PRESS RELEASE
Ohio Rep. Marcy Kaptur: Democrats Must Do ‘Soul-Searching’
Dec. 27, 2016 (EIRNS)—Rep. Marcy Kaptur (D-Ohio), the primary sponsor of legislation to reinstate the Glass-Steagall Act in the 112th, 113th, and 114th Congresses, and the longest-serving woman in the U.S. House of Representatives, told The (Toledo) Blade’s Tom Troy, author of The Blade’s Dec. 18 story, that, after losing the industrial states of Wisconsin, Michigan, and Pennsylvania in 2016, "I think the Democratic Party has some soul-searching to do. On the economic front, it fell short."
Troy reports that Kaptur has sent her Democratic House colleagues a packet of graphs, political cartoons, and articles that portray a "bicoastal" bias on the part of the Democratic Party. Kaptur said that the industrial heartland feels "squeezed out, overshadowed, marginalized, ignored."
"I think they are sympathetic, but they really don’t understand," Rep. Kaptur said about House Democrats’ re-election of California Rep. Nancy Pelosi as their Leader over Rep. Tim Ryan of Ohio.
"They are captive of their own ideology and culture and economies. San Francisco being a financial center, I think it’s really hard for someone like Leader Pelosi to really internalize what it’s like to live in a place where someone can have their job jerked out from under them,"
Kaptur said.
Kaptur said the money of wealthy donors has enormous power, and "it’s all behind the curtains in both parties." The Democratic Party is quick to talk about social issues, lesbian, gay, bisexual, transgender rights, women’s rights... so called identity politics.’ The economic message is one which our party was deaf toward for a very long time," Kaptur said, citing the Democratic Party leadership support for the 1993 North American Free Trade Agreement (NAFTA) that allowed manufactuers to make products cheaper [in Mexico] for sale in the United States. The leaders of our party don’t agree with our point of view out here.
Rep. Kaptur said she had spoken to Hillary Clinton before her speech in Toledo on Oct. 3, about a message that would resonate in Ohio. Instead, Clinton gave a speech where billionaire investor Warren Buffett was mentioned, but not the international trade agreements, including NAFTA.

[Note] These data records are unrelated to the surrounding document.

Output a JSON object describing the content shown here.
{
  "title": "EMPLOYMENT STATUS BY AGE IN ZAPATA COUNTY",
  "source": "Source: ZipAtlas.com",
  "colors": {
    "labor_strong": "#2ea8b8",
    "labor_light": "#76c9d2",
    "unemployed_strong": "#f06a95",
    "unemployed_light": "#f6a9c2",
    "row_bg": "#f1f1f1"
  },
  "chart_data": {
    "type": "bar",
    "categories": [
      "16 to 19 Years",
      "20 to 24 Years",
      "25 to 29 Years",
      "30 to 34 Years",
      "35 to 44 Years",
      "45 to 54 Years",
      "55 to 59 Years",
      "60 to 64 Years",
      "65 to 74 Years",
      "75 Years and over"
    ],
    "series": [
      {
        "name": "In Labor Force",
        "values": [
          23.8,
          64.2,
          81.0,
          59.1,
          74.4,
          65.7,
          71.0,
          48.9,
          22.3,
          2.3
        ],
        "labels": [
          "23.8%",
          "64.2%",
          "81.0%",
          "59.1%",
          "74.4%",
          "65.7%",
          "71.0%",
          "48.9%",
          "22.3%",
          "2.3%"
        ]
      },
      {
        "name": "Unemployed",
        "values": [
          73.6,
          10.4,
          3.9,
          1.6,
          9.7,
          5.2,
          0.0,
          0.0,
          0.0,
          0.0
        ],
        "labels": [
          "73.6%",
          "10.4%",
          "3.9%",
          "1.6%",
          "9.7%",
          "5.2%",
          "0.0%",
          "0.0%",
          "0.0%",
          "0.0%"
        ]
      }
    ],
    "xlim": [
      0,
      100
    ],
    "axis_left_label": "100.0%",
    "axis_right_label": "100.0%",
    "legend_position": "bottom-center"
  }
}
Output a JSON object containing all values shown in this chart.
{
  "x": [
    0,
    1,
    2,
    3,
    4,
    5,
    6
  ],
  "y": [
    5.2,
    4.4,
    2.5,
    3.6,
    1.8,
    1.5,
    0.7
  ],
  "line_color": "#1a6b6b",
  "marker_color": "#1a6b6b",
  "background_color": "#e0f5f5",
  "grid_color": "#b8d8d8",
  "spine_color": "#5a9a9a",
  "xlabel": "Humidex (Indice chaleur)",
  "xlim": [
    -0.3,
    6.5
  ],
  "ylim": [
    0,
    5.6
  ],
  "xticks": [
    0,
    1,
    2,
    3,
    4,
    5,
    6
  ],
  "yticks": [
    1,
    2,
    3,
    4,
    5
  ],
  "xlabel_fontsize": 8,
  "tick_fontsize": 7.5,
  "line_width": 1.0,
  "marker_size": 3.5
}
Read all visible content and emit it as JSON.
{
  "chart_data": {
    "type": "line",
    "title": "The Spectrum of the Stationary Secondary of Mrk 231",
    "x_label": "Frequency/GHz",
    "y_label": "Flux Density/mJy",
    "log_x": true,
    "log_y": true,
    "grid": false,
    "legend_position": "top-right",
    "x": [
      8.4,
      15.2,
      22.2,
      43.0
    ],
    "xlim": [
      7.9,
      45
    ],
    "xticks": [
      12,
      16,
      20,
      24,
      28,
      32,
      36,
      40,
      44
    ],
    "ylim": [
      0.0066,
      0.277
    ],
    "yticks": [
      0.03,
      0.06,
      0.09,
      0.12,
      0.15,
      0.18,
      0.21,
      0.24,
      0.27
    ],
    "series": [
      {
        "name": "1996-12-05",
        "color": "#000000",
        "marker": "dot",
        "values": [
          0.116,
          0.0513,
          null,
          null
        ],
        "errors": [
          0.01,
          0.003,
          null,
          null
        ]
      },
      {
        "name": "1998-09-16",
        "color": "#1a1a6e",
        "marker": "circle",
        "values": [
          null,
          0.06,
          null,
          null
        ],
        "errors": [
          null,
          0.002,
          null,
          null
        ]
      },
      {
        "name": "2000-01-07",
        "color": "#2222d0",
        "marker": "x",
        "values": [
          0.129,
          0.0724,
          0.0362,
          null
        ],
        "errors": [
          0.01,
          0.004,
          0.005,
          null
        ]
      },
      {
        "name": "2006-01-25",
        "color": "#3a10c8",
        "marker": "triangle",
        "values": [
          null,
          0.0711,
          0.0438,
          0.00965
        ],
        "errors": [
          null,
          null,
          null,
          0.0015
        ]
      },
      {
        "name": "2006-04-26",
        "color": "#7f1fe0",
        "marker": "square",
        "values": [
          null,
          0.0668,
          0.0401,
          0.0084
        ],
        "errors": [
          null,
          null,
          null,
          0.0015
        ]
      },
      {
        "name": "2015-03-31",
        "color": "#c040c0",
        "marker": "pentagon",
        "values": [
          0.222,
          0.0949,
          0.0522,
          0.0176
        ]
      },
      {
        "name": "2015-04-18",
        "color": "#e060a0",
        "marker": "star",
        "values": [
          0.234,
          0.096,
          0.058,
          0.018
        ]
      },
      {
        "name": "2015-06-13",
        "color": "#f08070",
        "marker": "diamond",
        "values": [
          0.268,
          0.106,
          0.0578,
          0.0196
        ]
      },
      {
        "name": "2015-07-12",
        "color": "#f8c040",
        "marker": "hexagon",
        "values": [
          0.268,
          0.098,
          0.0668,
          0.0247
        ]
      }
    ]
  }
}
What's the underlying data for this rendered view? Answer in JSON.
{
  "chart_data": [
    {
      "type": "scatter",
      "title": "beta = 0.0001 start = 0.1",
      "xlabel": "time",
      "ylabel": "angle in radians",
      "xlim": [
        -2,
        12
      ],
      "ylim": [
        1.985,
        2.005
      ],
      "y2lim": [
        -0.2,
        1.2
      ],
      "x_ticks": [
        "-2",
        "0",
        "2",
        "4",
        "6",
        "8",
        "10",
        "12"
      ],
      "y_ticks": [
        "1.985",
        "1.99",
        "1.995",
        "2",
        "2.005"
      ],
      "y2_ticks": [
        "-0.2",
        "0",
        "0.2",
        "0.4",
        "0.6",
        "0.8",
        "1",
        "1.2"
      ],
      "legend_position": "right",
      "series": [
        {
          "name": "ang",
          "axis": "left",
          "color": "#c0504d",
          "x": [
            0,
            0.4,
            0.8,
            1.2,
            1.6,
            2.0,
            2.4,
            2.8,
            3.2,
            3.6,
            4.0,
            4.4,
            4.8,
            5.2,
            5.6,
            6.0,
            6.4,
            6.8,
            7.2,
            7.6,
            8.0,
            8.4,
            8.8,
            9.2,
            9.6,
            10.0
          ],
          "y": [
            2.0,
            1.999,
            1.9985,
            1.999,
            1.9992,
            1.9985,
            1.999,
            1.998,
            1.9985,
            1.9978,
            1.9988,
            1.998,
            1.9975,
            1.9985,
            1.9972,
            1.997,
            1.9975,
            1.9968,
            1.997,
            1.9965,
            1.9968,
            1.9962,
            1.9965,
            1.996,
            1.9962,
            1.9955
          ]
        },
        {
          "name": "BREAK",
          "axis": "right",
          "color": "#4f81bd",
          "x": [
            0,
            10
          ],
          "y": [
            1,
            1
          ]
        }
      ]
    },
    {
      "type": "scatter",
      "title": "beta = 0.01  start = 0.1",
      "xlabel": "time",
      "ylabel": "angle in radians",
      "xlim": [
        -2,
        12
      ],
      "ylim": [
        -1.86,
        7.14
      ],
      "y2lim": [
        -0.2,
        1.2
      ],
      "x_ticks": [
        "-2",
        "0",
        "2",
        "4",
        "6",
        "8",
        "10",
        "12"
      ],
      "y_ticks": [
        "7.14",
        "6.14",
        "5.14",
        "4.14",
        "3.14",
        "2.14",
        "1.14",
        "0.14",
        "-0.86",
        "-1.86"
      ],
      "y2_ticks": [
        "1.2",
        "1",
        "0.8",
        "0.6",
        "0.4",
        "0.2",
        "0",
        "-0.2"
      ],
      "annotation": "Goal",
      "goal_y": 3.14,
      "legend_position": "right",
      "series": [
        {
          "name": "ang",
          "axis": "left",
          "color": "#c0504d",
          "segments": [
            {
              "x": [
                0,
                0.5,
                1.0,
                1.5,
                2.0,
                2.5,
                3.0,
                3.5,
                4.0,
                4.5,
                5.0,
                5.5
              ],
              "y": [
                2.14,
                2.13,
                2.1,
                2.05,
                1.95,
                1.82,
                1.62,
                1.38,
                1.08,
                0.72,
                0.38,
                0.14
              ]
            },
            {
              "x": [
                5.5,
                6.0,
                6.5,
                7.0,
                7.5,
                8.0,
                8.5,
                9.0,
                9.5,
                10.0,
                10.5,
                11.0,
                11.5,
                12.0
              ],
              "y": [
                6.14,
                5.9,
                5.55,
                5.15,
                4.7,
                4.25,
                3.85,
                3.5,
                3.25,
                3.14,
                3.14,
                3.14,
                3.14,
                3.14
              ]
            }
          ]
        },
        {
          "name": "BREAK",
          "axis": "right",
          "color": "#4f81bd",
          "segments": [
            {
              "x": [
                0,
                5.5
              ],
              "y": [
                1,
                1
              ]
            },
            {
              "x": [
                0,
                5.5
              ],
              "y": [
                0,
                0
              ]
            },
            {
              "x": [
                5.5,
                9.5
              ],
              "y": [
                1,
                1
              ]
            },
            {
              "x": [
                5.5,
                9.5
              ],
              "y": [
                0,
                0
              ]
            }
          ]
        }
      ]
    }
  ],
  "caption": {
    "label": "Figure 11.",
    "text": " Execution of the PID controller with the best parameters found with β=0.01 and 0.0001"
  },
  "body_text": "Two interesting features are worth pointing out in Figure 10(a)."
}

"She didn’t make much of that in Toledo. I was shocked.... She talked more about Warren Buffett. Who knows who that is? And she stood in the Amtrak station and did not talk about how her infrastructure bill would help renovate that station, renovate the water plant, [or] save Lake Erie."
As to Trump’s proposed 35% tariff on goods manufactured in other countries to be sold in the United States, Kaptur said,
"I’d have to see what he’s saying. I’d say he should pick steel to put on tariff on.... One would have to study how you get some kind of parity."
Donald Trump did very well in Youngstown, in eastern Ohio. Mahoning County Democratic chair David Betras said voters perceived the national Democrats as caring "more about where you take a pee than about whether you have a job." (Obama had ordered in May that public schools must allow transgender students to use bathrooms that correspond with their gender identity, rather than their birth gender.)
Betras sent a memo to the Clinton camapAign in May which said she needed to make a commitment to bring back good jobs. Betras said,
"[T]he messages can’t be about job retraining. These folks have heard it a million times, and frankly, they think it’s complete and total [nonsense."
Ohio Democratic Chairman David Pepper said that though there are multiple reasons Clinton lost, the main one was that Trump spoke to the frustrations of working people stuck in a flat-wage economy. He believed that Trump’s non-economic message, such as the Muslim ban, and a wall between Mexico and the United States, were embraced by some but ignored by many.
"When you look at where Trump did the best, it was in places that were really reliant on manufacturing—or used to be—or mining or farming."